Nearing 2005's midpoint, most Class Is' service metrics remain on uphill slope, Smith Barney/Citigroup says (6/23/2005)


About halfway through 2005, average train speeds for three of the four largest U.S. Class Is have dropped more than 5 percent compared with the same 2004 period, according to Smith Barney/Citigroup's latest ground transportation research report.

During the year’s first 24 weeks, BNSF Railway Co.’s, Norfolk Southern Railway’s and CSX Transportation’s average velocity declined 5.8 percent, 5.1 percent and 5.1 percent, respectively. Kansas City Southern’s and Union Pacific Railroad’s average velocity decreased 11.1 percent and 2.1 percent, respectively, during the period.

“UP is making some headway in their operational turnaround — train speeds have improved 6.5 percent to date in the second quarter versus last year,” said Smith Barney/Citigroup Managing Director and Progressive Railroading columnist Scott Flower in the report.

Meanwhile, the Canadian Class Is continued to boost train speeds. Canadian National and Canadian Pacific railways’ average velocity rose 4.3 percent and 1.1 percent, respectively, compared with 2004’s first 24 weeks.

Excluding CN and UP, the Class Is still are operating more cars on line compared with last year. Through 24 weeks, KCS’ cars on line increased 8.7 percent to 27,490 units; NS’, 6.8 percent to 194,946 units; CPR’s, 3.7 percent to 69,538 units; BNSF’s, 3.0 percent to 203,956 units; and CSXT’s, 1.0 percent to 234,997 units. UP’s and CN’s cars on line decreased 1.1 percent to 319,914 units and 0.2 percent to 112,729 units, respectively.

CN and UP also are two of three Class Is — the other, KCS — to reduce average terminal dwell times on a year-over-year basis. Through 24 weeks, UP’s system-wide average of 28.4 hours dropped 5.9 percent, CN's average (based on nine terminals) of 13.7 hours decreased 5.4 percent and KCS’ system-wide average of 26.5 hours fell 2.3 percent compared with the same 2004 period.

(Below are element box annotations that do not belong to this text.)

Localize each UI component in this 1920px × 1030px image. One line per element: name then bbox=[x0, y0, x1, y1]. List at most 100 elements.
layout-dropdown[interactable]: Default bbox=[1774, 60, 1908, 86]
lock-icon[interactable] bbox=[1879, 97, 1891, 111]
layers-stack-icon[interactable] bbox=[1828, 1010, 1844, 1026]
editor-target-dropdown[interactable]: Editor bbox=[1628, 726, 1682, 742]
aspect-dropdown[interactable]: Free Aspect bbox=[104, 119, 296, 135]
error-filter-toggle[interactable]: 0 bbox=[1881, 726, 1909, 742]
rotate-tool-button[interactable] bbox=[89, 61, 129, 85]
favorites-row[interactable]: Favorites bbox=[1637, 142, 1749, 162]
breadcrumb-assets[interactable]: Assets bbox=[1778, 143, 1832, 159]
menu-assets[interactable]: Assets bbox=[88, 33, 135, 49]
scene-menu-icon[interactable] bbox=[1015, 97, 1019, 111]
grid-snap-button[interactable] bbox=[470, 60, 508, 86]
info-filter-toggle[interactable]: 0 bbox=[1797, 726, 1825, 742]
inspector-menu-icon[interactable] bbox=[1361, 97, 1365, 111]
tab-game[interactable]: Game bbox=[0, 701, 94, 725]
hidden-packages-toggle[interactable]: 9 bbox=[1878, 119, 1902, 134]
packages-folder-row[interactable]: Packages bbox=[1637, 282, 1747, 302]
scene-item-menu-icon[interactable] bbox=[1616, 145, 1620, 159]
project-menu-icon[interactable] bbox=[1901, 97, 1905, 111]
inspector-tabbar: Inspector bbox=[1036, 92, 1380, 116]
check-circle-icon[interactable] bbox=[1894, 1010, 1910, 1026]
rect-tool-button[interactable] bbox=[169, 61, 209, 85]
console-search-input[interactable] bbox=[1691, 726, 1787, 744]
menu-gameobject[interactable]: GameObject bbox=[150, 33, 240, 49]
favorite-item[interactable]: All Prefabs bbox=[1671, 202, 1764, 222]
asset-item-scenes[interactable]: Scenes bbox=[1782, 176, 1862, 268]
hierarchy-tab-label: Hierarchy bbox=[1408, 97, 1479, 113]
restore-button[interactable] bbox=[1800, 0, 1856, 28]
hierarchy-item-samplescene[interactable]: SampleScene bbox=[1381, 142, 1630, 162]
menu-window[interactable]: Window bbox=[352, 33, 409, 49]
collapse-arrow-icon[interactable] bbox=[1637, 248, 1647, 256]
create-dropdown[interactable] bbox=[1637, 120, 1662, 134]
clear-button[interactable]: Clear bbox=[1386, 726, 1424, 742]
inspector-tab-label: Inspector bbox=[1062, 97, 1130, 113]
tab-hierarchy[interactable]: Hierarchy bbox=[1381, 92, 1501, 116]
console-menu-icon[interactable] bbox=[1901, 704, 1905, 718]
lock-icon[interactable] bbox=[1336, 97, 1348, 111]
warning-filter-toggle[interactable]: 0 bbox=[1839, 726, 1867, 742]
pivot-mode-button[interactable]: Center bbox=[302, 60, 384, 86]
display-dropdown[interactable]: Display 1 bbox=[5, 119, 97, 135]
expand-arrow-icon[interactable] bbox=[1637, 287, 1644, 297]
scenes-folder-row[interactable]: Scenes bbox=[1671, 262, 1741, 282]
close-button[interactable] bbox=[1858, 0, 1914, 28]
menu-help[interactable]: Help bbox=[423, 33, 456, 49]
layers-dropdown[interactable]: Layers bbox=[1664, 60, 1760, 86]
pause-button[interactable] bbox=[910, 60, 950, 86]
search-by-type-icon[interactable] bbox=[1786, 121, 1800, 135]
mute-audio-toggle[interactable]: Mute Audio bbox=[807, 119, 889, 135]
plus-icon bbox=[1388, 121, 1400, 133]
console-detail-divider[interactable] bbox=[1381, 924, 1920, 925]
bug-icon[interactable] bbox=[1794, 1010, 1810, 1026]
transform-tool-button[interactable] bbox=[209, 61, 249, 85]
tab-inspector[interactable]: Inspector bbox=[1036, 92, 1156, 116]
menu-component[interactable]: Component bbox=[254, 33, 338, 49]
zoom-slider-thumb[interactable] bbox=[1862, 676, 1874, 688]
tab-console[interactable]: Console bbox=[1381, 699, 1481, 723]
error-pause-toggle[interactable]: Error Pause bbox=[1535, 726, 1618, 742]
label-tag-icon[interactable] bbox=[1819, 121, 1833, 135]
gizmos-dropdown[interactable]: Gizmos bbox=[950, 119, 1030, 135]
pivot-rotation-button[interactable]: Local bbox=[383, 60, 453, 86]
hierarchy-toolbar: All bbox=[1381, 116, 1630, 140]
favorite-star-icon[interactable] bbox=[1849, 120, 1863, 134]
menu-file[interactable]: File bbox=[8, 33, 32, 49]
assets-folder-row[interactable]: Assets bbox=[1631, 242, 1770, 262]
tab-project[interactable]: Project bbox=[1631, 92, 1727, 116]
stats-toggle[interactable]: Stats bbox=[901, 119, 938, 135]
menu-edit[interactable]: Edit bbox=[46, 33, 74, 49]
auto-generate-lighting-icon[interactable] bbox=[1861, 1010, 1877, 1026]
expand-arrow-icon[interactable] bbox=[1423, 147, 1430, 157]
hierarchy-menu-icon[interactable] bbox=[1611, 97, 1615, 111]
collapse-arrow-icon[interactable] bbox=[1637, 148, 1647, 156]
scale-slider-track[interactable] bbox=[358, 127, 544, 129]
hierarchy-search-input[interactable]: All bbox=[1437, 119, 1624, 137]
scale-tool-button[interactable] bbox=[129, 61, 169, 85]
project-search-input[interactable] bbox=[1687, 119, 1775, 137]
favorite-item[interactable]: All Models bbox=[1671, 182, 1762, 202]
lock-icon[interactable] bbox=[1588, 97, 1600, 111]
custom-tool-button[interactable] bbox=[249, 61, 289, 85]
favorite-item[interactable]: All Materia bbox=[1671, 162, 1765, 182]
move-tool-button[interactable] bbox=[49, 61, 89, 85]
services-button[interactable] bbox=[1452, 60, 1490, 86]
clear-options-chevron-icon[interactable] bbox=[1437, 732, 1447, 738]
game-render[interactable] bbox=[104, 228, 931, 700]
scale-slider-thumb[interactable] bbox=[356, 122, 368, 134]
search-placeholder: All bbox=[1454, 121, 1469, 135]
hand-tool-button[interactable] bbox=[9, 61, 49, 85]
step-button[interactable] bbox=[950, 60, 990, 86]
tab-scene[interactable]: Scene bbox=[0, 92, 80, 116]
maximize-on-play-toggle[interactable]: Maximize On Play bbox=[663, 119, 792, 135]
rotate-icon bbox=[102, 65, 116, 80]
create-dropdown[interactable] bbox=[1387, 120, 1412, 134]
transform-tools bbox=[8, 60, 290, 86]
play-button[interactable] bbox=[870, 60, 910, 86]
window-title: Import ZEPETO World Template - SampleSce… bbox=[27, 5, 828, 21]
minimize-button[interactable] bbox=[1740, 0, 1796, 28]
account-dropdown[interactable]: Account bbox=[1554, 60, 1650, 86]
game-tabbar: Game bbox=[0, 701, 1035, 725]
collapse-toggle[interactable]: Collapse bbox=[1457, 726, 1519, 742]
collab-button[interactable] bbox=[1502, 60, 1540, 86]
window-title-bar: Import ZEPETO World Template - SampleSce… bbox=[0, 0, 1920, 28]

The system-wide averages of CSXT, NS, CPR and BNSF rose 7.8 percent to 30.2 hours, 6.6 percent to 24.0 hours, 4.5 percent to 32.5 hours and 0.6 percent to 10.0 hours, respectively.

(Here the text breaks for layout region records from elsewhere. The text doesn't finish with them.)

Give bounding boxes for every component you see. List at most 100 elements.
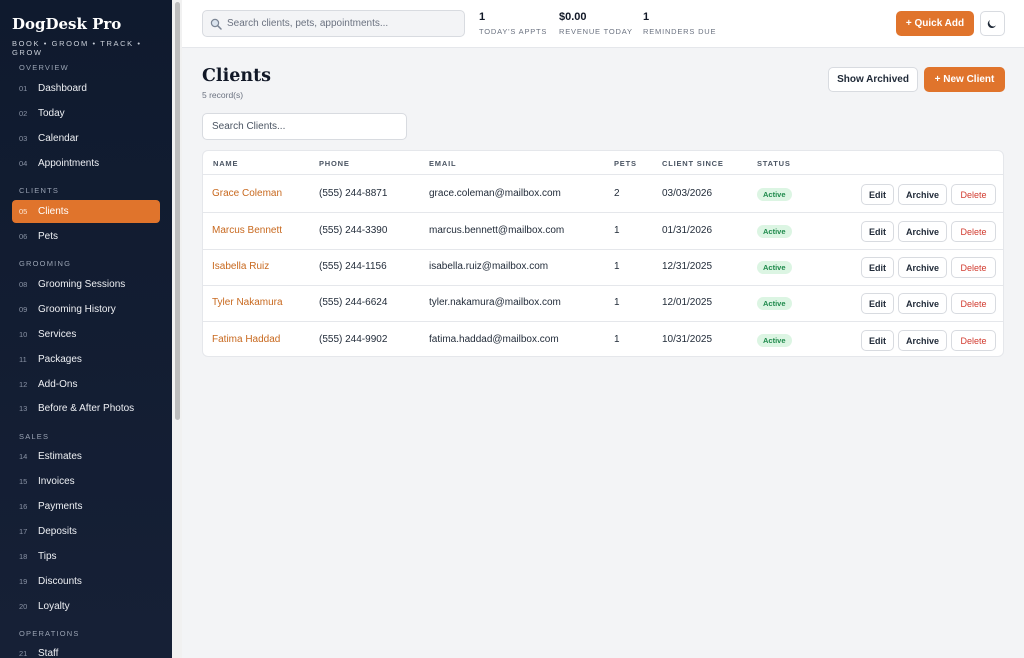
archive-button[interactable]: Archive — [898, 293, 947, 314]
stat-label: REMINDERS DUE — [643, 27, 717, 36]
sidebar-item-calendar[interactable]: 03 Calendar — [12, 127, 160, 150]
sidebar-item-estimates[interactable]: 14 Estimates — [12, 445, 160, 468]
stat-value: 1 — [643, 11, 650, 23]
section-grooming: GROOMING — [19, 259, 72, 268]
sidebar-item-appointments[interactable]: 04 Appointments — [12, 152, 160, 175]
delete-button[interactable]: Delete — [951, 330, 996, 351]
global-search-input[interactable] — [227, 18, 457, 29]
clients-table: NAME PHONE EMAIL PETS CLIENT SINCE STATU… — [202, 150, 1004, 357]
sidebar-item-tips[interactable]: 18 Tips — [12, 545, 160, 568]
brand-tagline: BOOK • GROOM • TRACK • GROW — [12, 39, 142, 57]
table-row: Grace Coleman (555) 244-8871 grace.colem… — [203, 176, 1003, 213]
sidebar-item-discounts[interactable]: 19 Discounts — [12, 570, 160, 593]
column-header-phone[interactable]: PHONE — [319, 159, 350, 168]
nav-number: 06 — [19, 232, 28, 241]
sidebar-item-label: Deposits — [38, 526, 77, 537]
delete-button[interactable]: Delete — [951, 257, 996, 278]
sidebar-item-label: Clients — [38, 206, 69, 217]
sidebar-item-label: Grooming History — [38, 304, 116, 315]
sidebar-item-label: Loyalty — [38, 601, 70, 612]
archive-button[interactable]: Archive — [898, 330, 947, 351]
column-header-name[interactable]: NAME — [213, 159, 238, 168]
sidebar-item-label: Estimates — [38, 451, 82, 462]
status-badge: Active — [757, 188, 792, 201]
sidebar-item-loyalty[interactable]: 20 Loyalty — [12, 595, 160, 618]
nav-number: 01 — [19, 84, 28, 93]
sidebar-item-photos[interactable]: 13 Before & After Photos — [12, 397, 160, 420]
column-header-status[interactable]: STATUS — [757, 159, 791, 168]
page-title: Clients — [202, 66, 272, 86]
edit-button[interactable]: Edit — [861, 221, 894, 242]
client-name-link[interactable]: Isabella Ruiz — [212, 261, 269, 272]
sidebar-item-invoices[interactable]: 15 Invoices — [12, 470, 160, 493]
sidebar-item-packages[interactable]: 11 Packages — [12, 348, 160, 371]
table-header: NAME PHONE EMAIL PETS CLIENT SINCE STATU… — [203, 151, 1003, 175]
sidebar-item-services[interactable]: 10 Services — [12, 323, 160, 346]
stat-label: REVENUE TODAY — [559, 27, 633, 36]
edit-button[interactable]: Edit — [861, 257, 894, 278]
new-client-button[interactable]: + New Client — [924, 67, 1005, 92]
section-clients: CLIENTS — [19, 186, 60, 195]
archive-button[interactable]: Archive — [898, 221, 947, 242]
sidebar-item-label: Calendar — [38, 133, 79, 144]
sidebar-item-label: Grooming Sessions — [38, 279, 126, 290]
sidebar-item-grooming-sessions[interactable]: 08 Grooming Sessions — [12, 273, 160, 296]
theme-toggle-button[interactable] — [980, 11, 1005, 36]
delete-button[interactable]: Delete — [951, 184, 996, 205]
show-archived-button[interactable]: Show Archived — [828, 67, 918, 92]
sidebar-item-clients[interactable]: 05 Clients — [12, 200, 160, 223]
sidebar-item-label: Tips — [38, 551, 57, 562]
sidebar-scrollbar[interactable] — [175, 2, 180, 420]
sidebar-item-grooming-history[interactable]: 09 Grooming History — [12, 298, 160, 321]
nav-number: 03 — [19, 134, 28, 143]
edit-button[interactable]: Edit — [861, 184, 894, 205]
moon-icon — [987, 20, 996, 29]
status-badge: Active — [757, 334, 792, 347]
nav-number: 09 — [19, 305, 28, 314]
client-name-link[interactable]: Tyler Nakamura — [212, 297, 283, 308]
global-search[interactable] — [202, 10, 465, 37]
sidebar-item-label: Today — [38, 108, 65, 119]
edit-button[interactable]: Edit — [861, 293, 894, 314]
sidebar-item-pets[interactable]: 06 Pets — [12, 225, 160, 248]
nav-number: 08 — [19, 280, 28, 289]
client-name-link[interactable]: Marcus Bennett — [212, 225, 282, 236]
client-email: tyler.nakamura@mailbox.com — [429, 297, 561, 308]
delete-button[interactable]: Delete — [951, 221, 996, 242]
stat-todays-appts: 1 TODAY'S APPTS — [479, 11, 547, 36]
sidebar-item-payments[interactable]: 16 Payments — [12, 495, 160, 518]
delete-button[interactable]: Delete — [951, 293, 996, 314]
client-search-input[interactable] — [202, 113, 407, 140]
client-name-link[interactable]: Fatima Haddad — [212, 334, 280, 345]
edit-button[interactable]: Edit — [861, 330, 894, 351]
column-header-client-since[interactable]: CLIENT SINCE — [662, 159, 724, 168]
sidebar-item-add-ons[interactable]: 12 Add-Ons — [12, 373, 160, 396]
table-row: Fatima Haddad (555) 244-9902 fatima.hadd… — [203, 322, 1003, 356]
column-header-email[interactable]: EMAIL — [429, 159, 456, 168]
nav-number: 20 — [19, 602, 28, 611]
quick-add-button[interactable]: + Quick Add — [896, 11, 974, 36]
nav-number: 16 — [19, 502, 28, 511]
sidebar-item-label: Services — [38, 329, 77, 340]
client-name-link[interactable]: Grace Coleman — [212, 188, 282, 199]
nav-number: 04 — [19, 159, 28, 168]
client-phone: (555) 244-3390 — [319, 225, 388, 236]
sidebar-item-staff[interactable]: 21 Staff — [12, 642, 160, 658]
sidebar-item-deposits[interactable]: 17 Deposits — [12, 520, 160, 543]
nav-number: 13 — [19, 404, 28, 413]
sidebar-item-today[interactable]: 02 Today — [12, 102, 160, 125]
nav-number: 17 — [19, 527, 28, 536]
sidebar: DogDesk Pro BOOK • GROOM • TRACK • GROW … — [0, 0, 172, 658]
client-since: 12/31/2025 — [662, 261, 713, 272]
column-header-pets[interactable]: PETS — [614, 159, 637, 168]
client-email: fatima.haddad@mailbox.com — [429, 334, 559, 345]
record-count: 5 record(s) — [202, 90, 244, 100]
archive-button[interactable]: Archive — [898, 184, 947, 205]
top-bar: 1 TODAY'S APPTS $0.00 REVENUE TODAY 1 RE… — [182, 0, 1024, 48]
archive-button[interactable]: Archive — [898, 257, 947, 278]
stat-label: TODAY'S APPTS — [479, 27, 548, 36]
status-badge: Active — [757, 261, 792, 274]
section-operations: OPERATIONS — [19, 629, 80, 638]
nav-number: 11 — [19, 355, 27, 364]
sidebar-item-dashboard[interactable]: 01 Dashboard — [12, 77, 160, 100]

“Looking ahead, [NS’] initiation of the Thoroughbred Operating Plan 2, which is primarily focused on the company's intermodal business, may result in improved service metrics via greater asset utilization and network fluidity,” said Flower. “However, we remain wary on exactly how much incremental improvement can be squeezed out of the system.”